The Tibet Oral History Archive Project and Digital Preservation

  1. 1. Linda Cantara

    Case Western Reserve University

Work text
The Tibet Oral History Archive Project 1 (TOHAP) is part
of the research and education program of the Center for
Research on Tibet in the Department of Anthropology at Case
Western Reserve University.2 The Center was created in 1987
by Melvyn Goldstein, John Reynold Harkness Professor of
Anthropology, and Cynthia Beall, Sarah Idell Pyle Professor
of Anthropology, to generate and disseminate new knowledge
about Tibetan culture, society, and history, and was the
academic pioneer in opening Tibet to in-depth anthropological
and historical research. The TOHAP builds on a series of
fieldwork-based studies that have examined the adaptation of
Tibetans to high altitude, and the changes that have occurred
since Tibet's incorporation into the People’s Republic of China
in 1951.
The Tibet Oral History Archive includes three primary
• The Common Folk Oral History Collection: nearly 2,000
hours of interviews with hundreds of ordinary rural and
urban Tibetans about their life experiences. Since the
number of individuals in Tibet who were adults in 1959 --
the end of the traditional era -- is rapidly dwindling, there
is particular urgency to document the voices of ordinary
Tibetans in order understand the diversity of life as it was
lived in Tibet as well as the way the salient historical events
played out among the different strata of society.
• The Political History Collection: approximately 400 hours
of historical interviews with former Tibetan government
officials who played important roles in modern Tibetan
history, including His Holiness the Dalai Lama. These
interviews cover the traditional period before Tibet was
incorporated into the People's Republic of China
(1913-1951) and the subsequent period up to the end of the
Cultural Revolution in 1976.
• The Drepung Monastery Collection: approximately 350
hours of interviews with about one hundred monks who
were members of Drupung Monastery, Tibet's largest
monastery, at the end of the traditional era. These interviews
are unique in that they provide the only in-depth window
into large-scale monasticism in traditional Tibetan society Conducted primarily in the Tibetan language, the interviews
were taped on audio cassettes which have subsequently been
digitized in three formats: archival WAVE files, medium format
QuickTime files, and compressed delivery MP3 (MPEG) files.
The interviews have been transcribed and translated into English
and were initially saved as Microsoft Word documents.
Professor Goldstein, Editor of the Archive, has partnered with
Kelvin Smith Library to prepare the audio files and transcripts
for online dissemination and long-term preservation.
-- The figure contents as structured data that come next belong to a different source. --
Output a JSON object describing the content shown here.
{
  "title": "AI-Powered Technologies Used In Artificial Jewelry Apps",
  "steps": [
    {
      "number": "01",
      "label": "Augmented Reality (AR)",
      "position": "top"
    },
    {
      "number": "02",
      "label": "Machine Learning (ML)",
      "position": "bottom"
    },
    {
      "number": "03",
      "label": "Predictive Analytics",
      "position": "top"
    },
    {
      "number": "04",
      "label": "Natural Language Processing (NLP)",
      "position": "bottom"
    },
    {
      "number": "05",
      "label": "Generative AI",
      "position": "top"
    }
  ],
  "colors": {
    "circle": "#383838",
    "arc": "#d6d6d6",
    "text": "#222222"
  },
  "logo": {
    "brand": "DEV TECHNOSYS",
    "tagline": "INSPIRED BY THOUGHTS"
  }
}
For online
dissemination via the World Wide Web, we are converting the
Word documents to plain text and encoding them in XML using
the Text Encoding Initiative (TEI) Document Type Definition
(DTD) for Transcriptions of Speech.3 To facilitate
understanding, the Archive will also include a glossary of terms,
encoded in XML using the TEI-DTD for Printed Dictionaries.4
A programmer has been hired to create a Web-based tool for
creating the glossary and an application for automatically
encoding extended pointer notation to link terms in the
transcripts to their definitions in the glossary. Work is also
underway to design an end user interface which will include
browse and search functions. In the meantime, we are
temporarily transforming the XML files to XHTML and using
the Greenstone Digital Library Software to facilitate local
A larger concern, however, is how to ensure long-term
preservation of and access to the Archive. In 1996, the
Commission on Preservation and Access (CPA) and Research
Library Group (RLG) Task Force on Archiving of Digital
Information published a seminal report on the long-term
preservation of digital resources.6 Since then, virtually every
significant publication about digital preservation has indicated
that primary responsibility for initiation and management of
the metadata necessary to ensure long-term access to digital
resources begins with the creator of the resource. Traditionally,
it has been the role of librarians and archivists to ensure
long-term viability of and access to cultural heritage materials,
but this is not within the realm of expertise of the majority of
scholars in the humanities and social sciences. Thus, if the
creators of digital resources are responsible for initiating
lifecycle documentation of the descriptive, administrative, and
structural metadata necessary to migrate, emulate, or otherwise
translate existing resources to future hardware and software
configurations -- a task foreign to most discipline-based scholars
-- close collaboration with information technology professionals
early in a project is imperative.
Protocols and standards for digital preservation are now under
vigorous development, yet there are still many unknowns. For
the short-term, multiple copies of the audio and XML files will
be maintained in multiple locations at Case Western Reserve
University, both at the Center for Research on Tibet as well as
in Digital Case, Kelvin Smith Library's Fedora repository.7
For the long-term, the Asian Division of the Library of Congress
has expressed interest in hosting the completed Archive. To
prepare the Tibet Oral History Archive for deposit with the
Library of Congress, we are creating a Submission Information
Package (SIP) in compliance with the Reference Model for an
Open Archival Information System (OAIS),8 using the Metadata
Encoding and Transmission Standard (METS), a metadata
standard for encoding descriptive, administrative, and structural
metadata regarding objects within a digital library.9 This paper
will present a prototype for scholar-librarian collaboration in
the digital preservation of multimedia resources, including a
discussion of the practical aspects of constructing a METS
document for the Tibet Oral History Archive, with particular
attention to the multiple metadata standards that must be
bundled with the digital files to create a robust Submission
Information Package.